Le photographe Sujatro Ghosh tire le portrait de femmes indiennes masquées d’une tête de vache, afin de critiquer la condition de la femme en Inde.
À voir aussi sur Konbini
“Une personne dont je tairai le nom pour des raisons de sécurité affirme : ‘Le masque apporte un sentiment d’apaisement dans un monde rempli de regards pervers et de commentaires obscènes. Il me fait me sentir plus puissante et en sécurité. Puissante parce que je peux élever ma voix contre ces bandits politiques, et en sécurité parce qu’il cache mon identité.'”
En Inde, les vaches sont considérées comme des divinités. Dans la religion hindoue, elles personnifient les dieux et représentent l’origine de l’univers. De fait, elles déambulent de façon régalienne dans les rues et il est culturellement interdit de leur faire du mal et, bien sûr, insensé de les tuer pour manger leur viande.
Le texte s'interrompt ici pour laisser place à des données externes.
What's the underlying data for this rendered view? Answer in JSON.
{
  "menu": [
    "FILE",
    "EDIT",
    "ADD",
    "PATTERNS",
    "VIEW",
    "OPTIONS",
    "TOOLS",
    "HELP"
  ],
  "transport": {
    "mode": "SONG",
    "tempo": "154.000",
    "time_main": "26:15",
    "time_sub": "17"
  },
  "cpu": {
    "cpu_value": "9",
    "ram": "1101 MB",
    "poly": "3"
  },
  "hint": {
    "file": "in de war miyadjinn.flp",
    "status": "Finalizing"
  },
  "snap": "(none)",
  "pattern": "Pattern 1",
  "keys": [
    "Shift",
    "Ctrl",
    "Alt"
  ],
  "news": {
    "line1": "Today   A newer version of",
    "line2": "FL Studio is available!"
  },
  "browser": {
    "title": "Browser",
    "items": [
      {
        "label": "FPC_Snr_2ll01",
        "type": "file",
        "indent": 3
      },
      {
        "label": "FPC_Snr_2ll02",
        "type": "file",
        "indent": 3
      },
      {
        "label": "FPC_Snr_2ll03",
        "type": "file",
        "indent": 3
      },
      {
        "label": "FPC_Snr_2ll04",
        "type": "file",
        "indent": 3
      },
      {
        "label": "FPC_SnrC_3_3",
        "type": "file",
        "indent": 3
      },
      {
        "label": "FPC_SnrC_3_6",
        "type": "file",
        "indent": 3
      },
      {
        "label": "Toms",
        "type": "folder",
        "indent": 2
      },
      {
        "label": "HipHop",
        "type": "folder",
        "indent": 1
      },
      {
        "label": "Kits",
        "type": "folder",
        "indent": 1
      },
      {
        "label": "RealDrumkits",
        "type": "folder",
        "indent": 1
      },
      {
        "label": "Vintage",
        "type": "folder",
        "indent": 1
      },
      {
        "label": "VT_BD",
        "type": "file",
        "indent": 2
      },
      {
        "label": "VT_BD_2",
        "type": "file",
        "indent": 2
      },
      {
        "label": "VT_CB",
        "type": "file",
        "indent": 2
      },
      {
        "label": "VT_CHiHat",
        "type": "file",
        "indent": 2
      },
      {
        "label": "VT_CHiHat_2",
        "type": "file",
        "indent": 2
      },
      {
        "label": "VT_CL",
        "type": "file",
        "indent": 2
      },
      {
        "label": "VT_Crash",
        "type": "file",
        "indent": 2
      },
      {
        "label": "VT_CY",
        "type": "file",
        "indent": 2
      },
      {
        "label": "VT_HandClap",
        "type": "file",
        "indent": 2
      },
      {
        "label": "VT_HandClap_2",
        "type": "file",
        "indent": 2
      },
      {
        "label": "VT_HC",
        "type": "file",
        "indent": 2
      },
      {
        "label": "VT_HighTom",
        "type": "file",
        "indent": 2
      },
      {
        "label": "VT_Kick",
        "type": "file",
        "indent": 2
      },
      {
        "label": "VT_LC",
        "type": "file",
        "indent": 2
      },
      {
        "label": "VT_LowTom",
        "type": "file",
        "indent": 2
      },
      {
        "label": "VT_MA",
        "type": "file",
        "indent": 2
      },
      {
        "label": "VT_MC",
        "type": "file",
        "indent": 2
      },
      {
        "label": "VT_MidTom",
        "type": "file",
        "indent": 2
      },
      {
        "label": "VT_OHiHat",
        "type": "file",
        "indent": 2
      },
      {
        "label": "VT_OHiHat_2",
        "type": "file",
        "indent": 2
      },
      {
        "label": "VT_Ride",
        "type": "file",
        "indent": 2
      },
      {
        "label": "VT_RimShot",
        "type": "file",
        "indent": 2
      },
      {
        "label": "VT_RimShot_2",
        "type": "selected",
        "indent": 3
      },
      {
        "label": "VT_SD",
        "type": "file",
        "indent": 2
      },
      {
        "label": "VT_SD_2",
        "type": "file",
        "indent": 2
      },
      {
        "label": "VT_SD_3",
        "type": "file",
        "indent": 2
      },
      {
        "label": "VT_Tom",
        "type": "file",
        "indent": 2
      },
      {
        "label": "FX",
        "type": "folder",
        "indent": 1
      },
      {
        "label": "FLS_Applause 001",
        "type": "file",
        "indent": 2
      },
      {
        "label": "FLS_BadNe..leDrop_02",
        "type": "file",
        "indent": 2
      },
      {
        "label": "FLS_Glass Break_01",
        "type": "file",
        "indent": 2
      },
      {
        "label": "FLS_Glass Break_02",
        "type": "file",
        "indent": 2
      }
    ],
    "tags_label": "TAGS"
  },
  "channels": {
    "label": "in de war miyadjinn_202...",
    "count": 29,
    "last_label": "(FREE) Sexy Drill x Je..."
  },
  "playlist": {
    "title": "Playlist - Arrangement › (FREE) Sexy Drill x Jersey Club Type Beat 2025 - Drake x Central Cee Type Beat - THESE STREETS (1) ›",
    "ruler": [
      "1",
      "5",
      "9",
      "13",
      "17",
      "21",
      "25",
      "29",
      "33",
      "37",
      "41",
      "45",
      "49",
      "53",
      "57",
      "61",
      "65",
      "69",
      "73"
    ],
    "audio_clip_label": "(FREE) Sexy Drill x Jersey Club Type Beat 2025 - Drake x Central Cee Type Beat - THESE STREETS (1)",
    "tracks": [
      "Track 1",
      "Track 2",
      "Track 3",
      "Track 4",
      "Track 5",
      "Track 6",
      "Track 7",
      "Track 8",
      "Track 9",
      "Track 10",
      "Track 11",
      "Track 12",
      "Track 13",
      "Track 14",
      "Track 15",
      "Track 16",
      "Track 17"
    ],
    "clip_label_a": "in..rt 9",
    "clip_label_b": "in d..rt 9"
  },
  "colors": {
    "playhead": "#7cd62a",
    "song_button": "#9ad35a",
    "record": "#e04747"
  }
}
En photographiant des femmes indiennes portant un masque de vache, l’artiste Sujatro Ghosh ne cherche pas à critiquer ce respect pour les vaches. Il souhaite plutôt dénoncer les priorités de sa société, qui fait tout pour ne pas heurter ces bovins, sans mettre en place de mesures efficaces contre le harcèlement et les violences subies par les femmes au quotidien. Sur son compte Instagram, il écrit : “Dans mon pays, les vaches sont plus importantes que la sécurité de la vie d’une femme.”
L’épidémie du viol en Inde
Si la culture indienne est célébrée, entre autres, pour la richesse de son septième art, de sa cuisine et, bien sûr, de sa façon de voir le monde à travers la méditation et le travail sur le corps, la société indienne est aussi tristement connue pour la place qu’y occupent les femmes et leur statut. Selon L’Express, une femme est violée toutes les 20 minutes en Inde. Une journaliste de Courrier international décrivait en fin d’année dernière les difficultés rencontrées par les femmes qui ne peuvent pas “flâner dans les rues” sans se faire interpeller, harceler, voire violenter dès qu’elles mettent un pied dehors. Le même journal déplorait le silence du gouvernement face à ces agressions, s’exprimant seulement pour culpabiliser les victimes.
C’est pourquoi, dans un geste de révolte, le photographe a décidé d’immortaliser des femmes de classes sociales différentes dans plusieurs régions de l’Inde. Les masques permettent de dénoncer non seulement les priorités du gouvernement, mais aussi de donner une voix aux femmes (qu’il cite parfois sous ses images). Les citations illustrent le fait qu’elles ne sentent en sécurité que lorsqu’elles se soustraient au regard des hommes.
Sujatro Ghosh souhaite poursuivre son projet à travers le pays, en faisant de son art un porte-voix pour mettre fin aux violences quotidiennes et aux inégalités inhérentes à sa société.
Nicole dit : “Au moins quand je marche dans la rue avec un masque de vache, les probabilités que je me fasse harceler sont assez maigres. Personne ne voudra embêter quelqu’un qui ressemble à une divinité ou qui en représente une.”